Favor HFNC: Immunocompromised (low VAP risk), High Distress (tolerability), Post-Extubation failure, Moderate de-novo HRF (with strict monitoring).
Favor NIV: ACPE, COPD Exacerbation, Obesity Hypoventilation Syndrome.

Expanded Clinical Insights:

Immunocompromised Patients: The logic for “high risk of VAP” is key. Intubation has high mortality in this group due to secondary pneumonia. HFNC is favored as a trial of therapy to avoid intubation while providing adequate support.
The Decision Integration Balance: The graphic correctly uses a balance scale. The clinician is weighing Support Needs vs. Tolerability/P-SILI Risk.
- If the problem is comfort/tolerability: Choose HFNC.
- If the problem is high WOB and CO2 retention (hypercapnia): Choose NIV.
- If the problem is pure hypoxemia: Start HFNC. A trial of NIV can be considered for recruitment, but it must be meticulously monitored for excessive tidal volumes and aborted if P-SILI risk is high.

Infographic Content: Individualized choice, define intubation criteria, re-evaluate quickly.

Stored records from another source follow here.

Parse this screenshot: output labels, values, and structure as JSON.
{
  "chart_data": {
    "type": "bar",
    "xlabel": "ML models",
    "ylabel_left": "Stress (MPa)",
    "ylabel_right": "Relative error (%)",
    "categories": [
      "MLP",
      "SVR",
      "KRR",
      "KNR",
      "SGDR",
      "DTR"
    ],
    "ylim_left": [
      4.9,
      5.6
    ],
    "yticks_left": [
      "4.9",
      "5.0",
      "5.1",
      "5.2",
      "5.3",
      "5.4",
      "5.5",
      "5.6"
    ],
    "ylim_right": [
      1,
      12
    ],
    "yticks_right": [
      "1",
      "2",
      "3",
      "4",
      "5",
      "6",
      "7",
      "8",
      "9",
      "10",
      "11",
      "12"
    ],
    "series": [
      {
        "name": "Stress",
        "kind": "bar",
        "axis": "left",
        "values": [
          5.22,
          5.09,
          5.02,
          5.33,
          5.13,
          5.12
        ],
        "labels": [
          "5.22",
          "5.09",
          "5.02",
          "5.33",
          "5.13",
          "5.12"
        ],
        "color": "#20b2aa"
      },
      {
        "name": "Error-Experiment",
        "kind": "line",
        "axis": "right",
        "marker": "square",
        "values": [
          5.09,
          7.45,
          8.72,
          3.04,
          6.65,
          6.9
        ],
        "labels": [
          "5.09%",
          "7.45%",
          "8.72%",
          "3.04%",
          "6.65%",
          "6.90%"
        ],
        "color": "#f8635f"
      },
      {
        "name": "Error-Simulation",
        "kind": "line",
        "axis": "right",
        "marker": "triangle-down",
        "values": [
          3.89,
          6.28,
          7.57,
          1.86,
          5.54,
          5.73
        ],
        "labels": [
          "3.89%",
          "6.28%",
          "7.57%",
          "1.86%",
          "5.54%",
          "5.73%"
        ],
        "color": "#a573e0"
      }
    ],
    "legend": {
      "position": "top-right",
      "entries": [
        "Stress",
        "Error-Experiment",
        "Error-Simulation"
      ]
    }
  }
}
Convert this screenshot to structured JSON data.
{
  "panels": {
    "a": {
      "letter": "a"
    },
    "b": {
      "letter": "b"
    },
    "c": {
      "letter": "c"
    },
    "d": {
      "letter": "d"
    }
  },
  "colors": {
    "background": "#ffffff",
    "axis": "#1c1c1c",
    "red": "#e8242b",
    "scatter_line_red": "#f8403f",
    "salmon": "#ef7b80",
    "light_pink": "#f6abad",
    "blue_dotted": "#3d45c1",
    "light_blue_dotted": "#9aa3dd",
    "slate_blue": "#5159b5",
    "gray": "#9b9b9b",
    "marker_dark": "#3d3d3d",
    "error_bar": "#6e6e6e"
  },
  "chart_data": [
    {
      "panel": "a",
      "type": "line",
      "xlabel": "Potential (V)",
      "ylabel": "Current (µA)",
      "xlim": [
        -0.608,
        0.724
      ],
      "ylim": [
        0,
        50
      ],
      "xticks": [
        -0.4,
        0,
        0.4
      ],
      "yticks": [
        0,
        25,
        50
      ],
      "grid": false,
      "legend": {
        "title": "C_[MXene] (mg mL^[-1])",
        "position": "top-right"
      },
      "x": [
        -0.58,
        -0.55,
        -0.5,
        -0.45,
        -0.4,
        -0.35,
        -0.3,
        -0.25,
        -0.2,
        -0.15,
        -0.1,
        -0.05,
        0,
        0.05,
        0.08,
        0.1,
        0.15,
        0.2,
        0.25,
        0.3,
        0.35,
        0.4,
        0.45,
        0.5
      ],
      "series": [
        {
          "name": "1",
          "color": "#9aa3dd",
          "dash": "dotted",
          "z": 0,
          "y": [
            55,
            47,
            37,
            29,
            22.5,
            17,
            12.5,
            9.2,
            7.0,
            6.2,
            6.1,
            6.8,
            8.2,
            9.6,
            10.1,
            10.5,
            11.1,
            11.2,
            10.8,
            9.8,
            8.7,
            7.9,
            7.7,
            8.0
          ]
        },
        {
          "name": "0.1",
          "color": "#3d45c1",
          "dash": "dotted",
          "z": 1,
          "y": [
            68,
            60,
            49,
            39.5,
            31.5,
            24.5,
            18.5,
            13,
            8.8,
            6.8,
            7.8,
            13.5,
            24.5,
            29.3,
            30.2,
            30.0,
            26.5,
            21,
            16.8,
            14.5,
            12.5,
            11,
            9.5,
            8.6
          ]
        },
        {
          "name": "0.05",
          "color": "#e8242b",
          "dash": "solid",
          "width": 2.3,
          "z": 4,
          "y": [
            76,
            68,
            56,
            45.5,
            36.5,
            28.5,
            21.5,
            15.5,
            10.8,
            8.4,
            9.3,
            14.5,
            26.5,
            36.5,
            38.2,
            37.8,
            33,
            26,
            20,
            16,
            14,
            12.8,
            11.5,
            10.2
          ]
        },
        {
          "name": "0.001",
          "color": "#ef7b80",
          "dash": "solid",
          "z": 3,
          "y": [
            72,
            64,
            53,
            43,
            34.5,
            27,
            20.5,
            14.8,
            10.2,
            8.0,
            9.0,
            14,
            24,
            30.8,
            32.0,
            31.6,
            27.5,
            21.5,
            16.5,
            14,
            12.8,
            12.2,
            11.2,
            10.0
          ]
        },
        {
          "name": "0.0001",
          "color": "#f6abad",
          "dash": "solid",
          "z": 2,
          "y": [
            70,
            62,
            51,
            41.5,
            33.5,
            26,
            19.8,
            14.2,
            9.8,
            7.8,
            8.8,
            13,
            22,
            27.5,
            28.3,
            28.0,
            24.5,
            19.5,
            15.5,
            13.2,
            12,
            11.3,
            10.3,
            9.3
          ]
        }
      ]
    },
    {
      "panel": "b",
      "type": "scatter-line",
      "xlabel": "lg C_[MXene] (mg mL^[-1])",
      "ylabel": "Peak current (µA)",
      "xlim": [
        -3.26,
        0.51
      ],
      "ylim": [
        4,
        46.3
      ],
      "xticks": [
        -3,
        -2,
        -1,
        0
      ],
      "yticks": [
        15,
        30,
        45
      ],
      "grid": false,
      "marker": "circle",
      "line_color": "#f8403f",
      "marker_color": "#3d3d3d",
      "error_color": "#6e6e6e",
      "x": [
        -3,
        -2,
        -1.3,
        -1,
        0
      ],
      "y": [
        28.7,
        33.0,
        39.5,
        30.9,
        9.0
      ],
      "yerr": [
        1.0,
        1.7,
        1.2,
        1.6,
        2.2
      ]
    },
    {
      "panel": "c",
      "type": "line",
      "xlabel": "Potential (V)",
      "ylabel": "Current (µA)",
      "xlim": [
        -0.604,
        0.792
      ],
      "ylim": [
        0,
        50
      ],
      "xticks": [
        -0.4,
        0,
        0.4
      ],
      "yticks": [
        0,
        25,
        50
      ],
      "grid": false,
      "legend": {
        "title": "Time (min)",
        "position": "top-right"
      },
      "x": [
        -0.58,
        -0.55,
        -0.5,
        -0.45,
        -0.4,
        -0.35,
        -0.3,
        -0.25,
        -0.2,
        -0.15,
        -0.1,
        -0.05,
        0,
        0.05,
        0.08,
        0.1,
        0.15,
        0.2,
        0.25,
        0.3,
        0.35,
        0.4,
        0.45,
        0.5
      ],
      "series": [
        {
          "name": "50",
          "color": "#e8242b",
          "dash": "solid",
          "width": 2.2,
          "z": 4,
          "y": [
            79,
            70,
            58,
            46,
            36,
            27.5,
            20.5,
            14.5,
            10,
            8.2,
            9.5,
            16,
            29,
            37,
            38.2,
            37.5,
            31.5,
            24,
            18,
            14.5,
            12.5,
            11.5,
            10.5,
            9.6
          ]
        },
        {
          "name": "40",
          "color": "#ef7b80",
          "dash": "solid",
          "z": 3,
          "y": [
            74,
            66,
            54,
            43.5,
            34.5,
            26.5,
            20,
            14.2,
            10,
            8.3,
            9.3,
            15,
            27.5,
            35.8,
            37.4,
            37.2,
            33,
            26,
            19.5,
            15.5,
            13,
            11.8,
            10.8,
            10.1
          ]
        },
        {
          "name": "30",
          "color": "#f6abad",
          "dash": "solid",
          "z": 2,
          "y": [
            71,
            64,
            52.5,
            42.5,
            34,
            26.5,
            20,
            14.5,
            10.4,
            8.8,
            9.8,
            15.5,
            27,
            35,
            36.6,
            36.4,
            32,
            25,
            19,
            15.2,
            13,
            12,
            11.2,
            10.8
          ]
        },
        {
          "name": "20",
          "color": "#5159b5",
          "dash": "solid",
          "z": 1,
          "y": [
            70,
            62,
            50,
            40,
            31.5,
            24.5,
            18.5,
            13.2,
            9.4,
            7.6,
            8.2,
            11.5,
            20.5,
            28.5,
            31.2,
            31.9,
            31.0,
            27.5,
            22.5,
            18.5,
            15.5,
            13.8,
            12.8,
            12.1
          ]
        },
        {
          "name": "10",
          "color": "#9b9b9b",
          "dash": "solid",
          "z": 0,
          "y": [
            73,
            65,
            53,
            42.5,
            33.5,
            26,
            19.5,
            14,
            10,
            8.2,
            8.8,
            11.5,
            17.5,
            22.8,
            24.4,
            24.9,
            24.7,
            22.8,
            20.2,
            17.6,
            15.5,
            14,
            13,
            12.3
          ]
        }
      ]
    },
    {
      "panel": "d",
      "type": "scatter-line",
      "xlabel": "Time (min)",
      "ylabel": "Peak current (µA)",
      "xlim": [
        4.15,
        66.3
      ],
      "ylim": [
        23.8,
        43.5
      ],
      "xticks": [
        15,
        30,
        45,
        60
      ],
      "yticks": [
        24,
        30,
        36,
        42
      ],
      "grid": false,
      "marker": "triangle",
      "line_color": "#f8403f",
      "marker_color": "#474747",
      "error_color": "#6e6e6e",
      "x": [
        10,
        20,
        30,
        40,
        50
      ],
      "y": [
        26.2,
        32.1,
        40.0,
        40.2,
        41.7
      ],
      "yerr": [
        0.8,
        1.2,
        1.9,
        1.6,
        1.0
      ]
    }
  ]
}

Expanded Clinical Insight:

Re-Evaluate Quickly: Re-evaluation is the single most important clinical action. The ROX index and tidal volume measurements during an NIV trial are part of this process. The clinician must not wait. If a trial fails after 1–2 hours, the patient must be intubated.

Berlin Definition: ARDS Definition Task Force, et al. “Acute respiratory distress syndrome: the Berlin Definition.” JAMA, 2012.
FLORALI Trial (HFNC Evidence): Frat, J. P., et al. “High-flow nasal oxygen through nasal cannula compared with standard oxygen therapy and noninvasive ventilation in patients with acute hypoxemic respiratory failure.” NEJM, 2015.
ROX Index Tool: Roca, O., et al. “Predicting success of high-flow nasal cannula in pneumonia patients with hypoxemic respiratory failure: The utility of the ROX index.” Journal of Critical Care, 2016.
NIV Guidelines: Rochwerg, B., et al. “Official ERS/ATS clinical practice guidelines: noninvasive ventilation in acute respiratory failure.” European Respiratory Journal, 2017.
P-SILI Mechanism Paper: Brochard, L., et al. “Patient-Self-Inflicted Lung Injury (P-SILI): A potentially preventable new form of ARDS?” Intensive Care Medicine, 2017.